The idea was simple enough: the user selects a class of financial assets from a drop-down, then one or more actual financial securities from a dynamically-populated drop-down (based on the asset class), then the date range and analysis function, and finally the results are plotted in the main panel. Such a case happened to me, when a consulting client asked me to integrate an auto-completion widget in a GUI that I designed for them. In addition, one volunteer without sensorimotor idle rhythm peak at the beginning of the BCI experiment developed it during the course of the session and used voluntary modulation of its amplitude to control the feedback application.Do you ever get a feeling when designing a Matlab GUI, that existing components/controls are simply not enough to achieve the desired functionality/appearance?

More important, this novel guided learning also allows participants with BCI illiteracy to gain significant control with the BCI in less than 60 minutes. Using this approach, without any offline calibration, six users, including one novice, obtained good performance after 3 to 6 minutes of adaptation. Subsequent runs use unsupervised adaptation to track the features’ drift during the session and provide an unbiased measure of BCI performance. These initial runs use supervised techniques for robust coadaptive learning of user and machine.
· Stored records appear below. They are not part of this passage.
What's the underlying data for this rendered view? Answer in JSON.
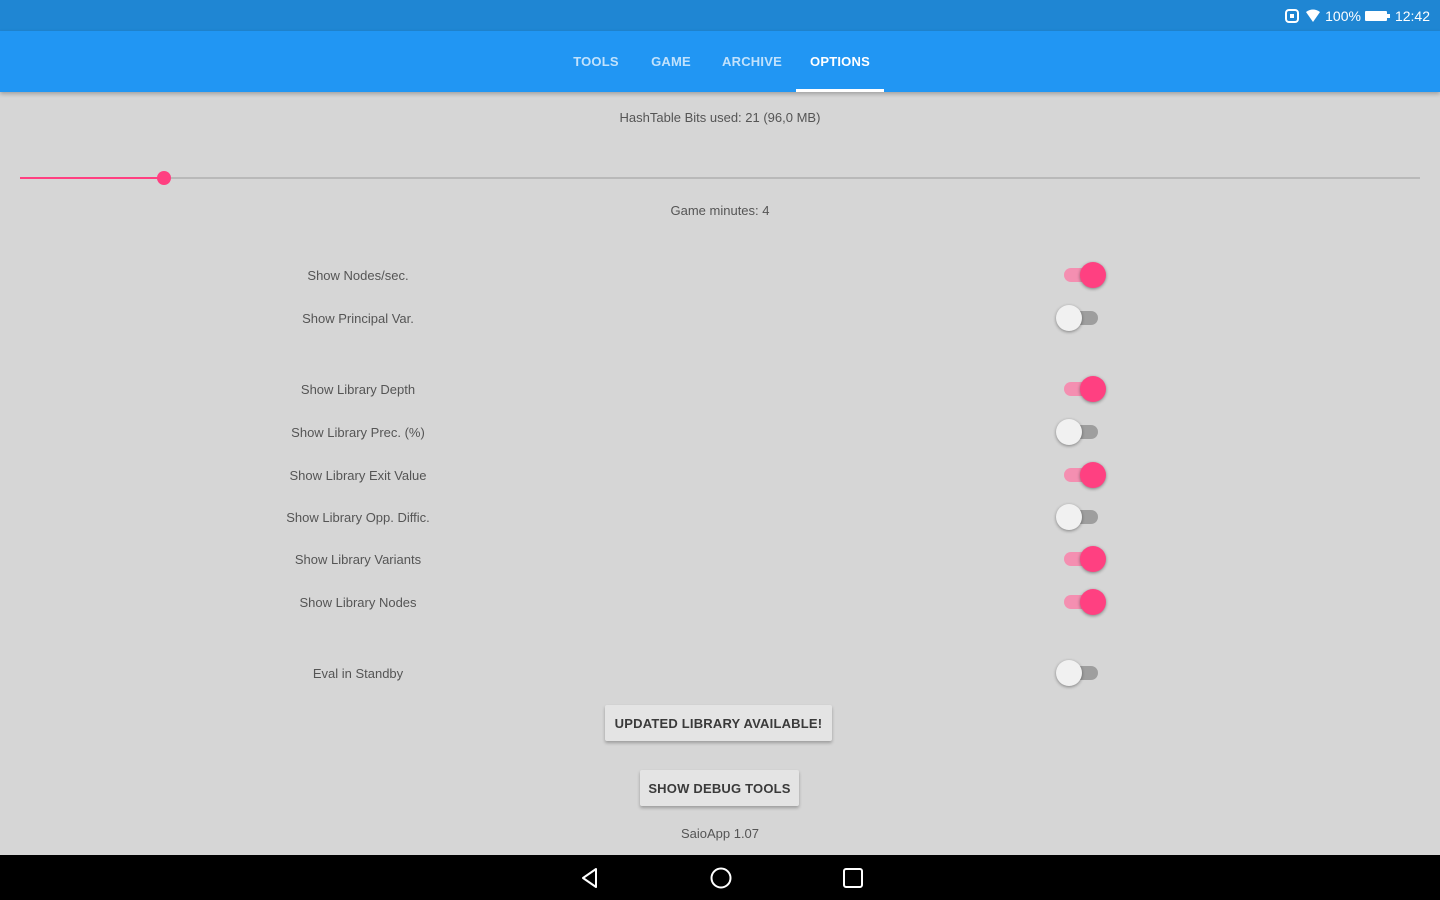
{
  "status_bar": {
    "battery_text": "100%",
    "time": "12:42",
    "icons": [
      "rotation-lock-icon",
      "wifi-icon",
      "battery-icon"
    ]
  },
  "tabs": [
    {
      "label": "TOOLS",
      "active": false
    },
    {
      "label": "GAME",
      "active": false
    },
    {
      "label": "ARCHIVE",
      "active": false
    },
    {
      "label": "OPTIONS",
      "active": true
    }
  ],
  "options": {
    "hashtable_text": "HashTable Bits used: 21 (96,0 MB)",
    "slider_value": 0.103,
    "game_minutes_text": "Game minutes: 4",
    "toggles": [
      {
        "label": "Show Nodes/sec.",
        "on": true
      },
      {
        "label": "Show Principal Var.",
        "on": false
      },
      {
        "label": "Show Library Depth",
        "on": true
      },
      {
        "label": "Show Library Prec. (%)",
        "on": false
      },
      {
        "label": "Show Library Exit Value",
        "on": true
      },
      {
        "label": "Show Library Opp. Diffic.",
        "on": false
      },
      {
        "label": "Show Library Variants",
        "on": true
      },
      {
        "label": "Show Library Nodes",
        "on": true
      },
      {
        "label": "Eval in Standby",
        "on": false
      }
    ],
    "update_button": "UPDATED LIBRARY AVAILABLE!",
    "debug_button": "SHOW DEBUG TOOLS",
    "version_text": "SaioApp 1.07"
  },
  "colors": {
    "app_bar": "#2196f3",
    "status_bar": "#1f86d3",
    "accent": "#ff4081",
    "background": "#d6d6d6"
  },
  "nav_icons": [
    "back-icon",
    "home-icon",
    "recents-icon"
  ]
}
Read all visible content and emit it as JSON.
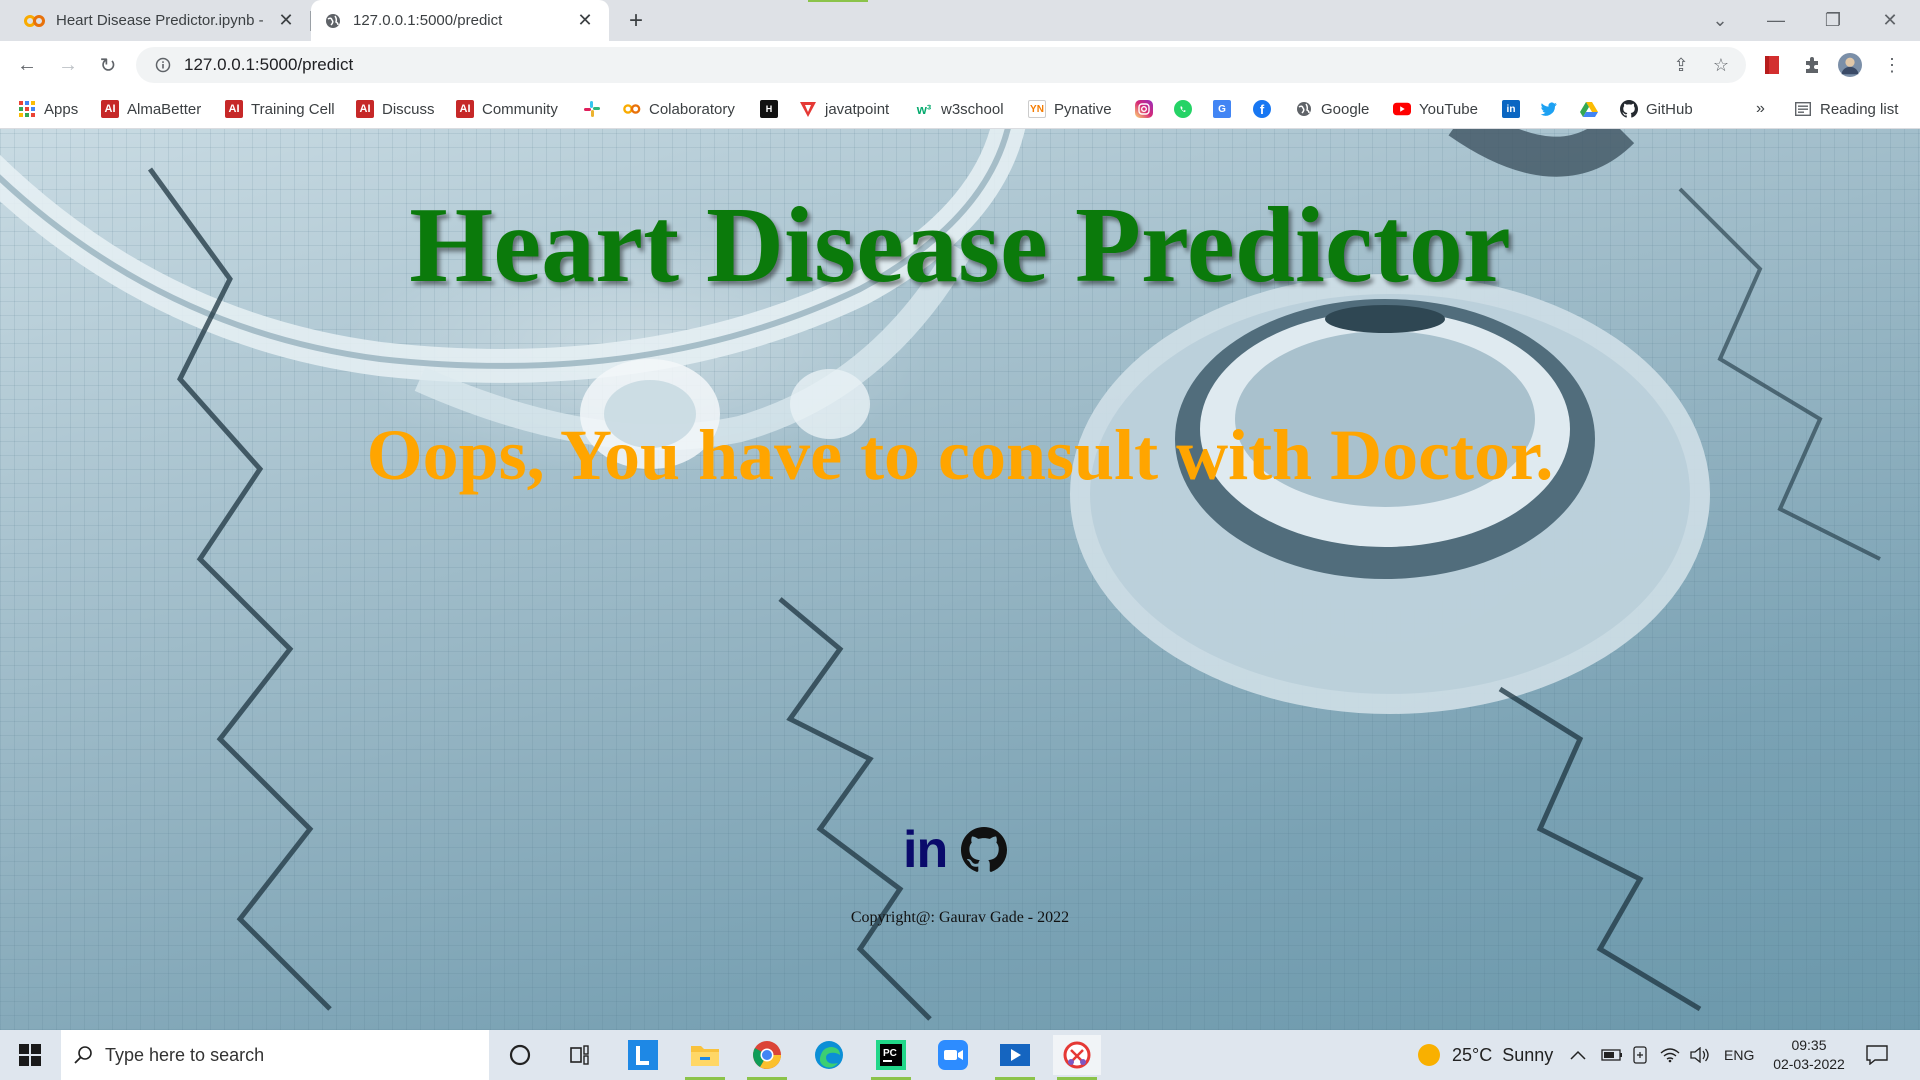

It starts with a subject-independent classifier that evolves to a subject-optimized state-of-the-art classifier within one session while the user interacts continuously.

We present an adaptation scheme that individually guides the user. In this work, we investigate adaptive machine learning methods to eliminate offline calibration and analyze the performance of 11 volunteers in a BCI based on the modulation of sensorimotor rhythms. We hypothesize that one main difficulty for a BCI user is the transition from offline calibration to online feedback. In fact, a nonnegligible portion of participants (estimated 15%–30%) cannot control the system (a BCI illiteracy problem, generic to all motor-imagery-based BCIs). However, not all BCI users are able to perform sufficiently well during feedback operation. After the training, the user can control a BCI and improve the operation through some type of feedback. In our classic machine learning approach to BCIs, the participants undertake a calibration measurement without feedback to acquire data to train the BCI system. Brain-computer interfaces (BCIs) allow users to control a computer application by brain activity as acquired (e.g., by EEG).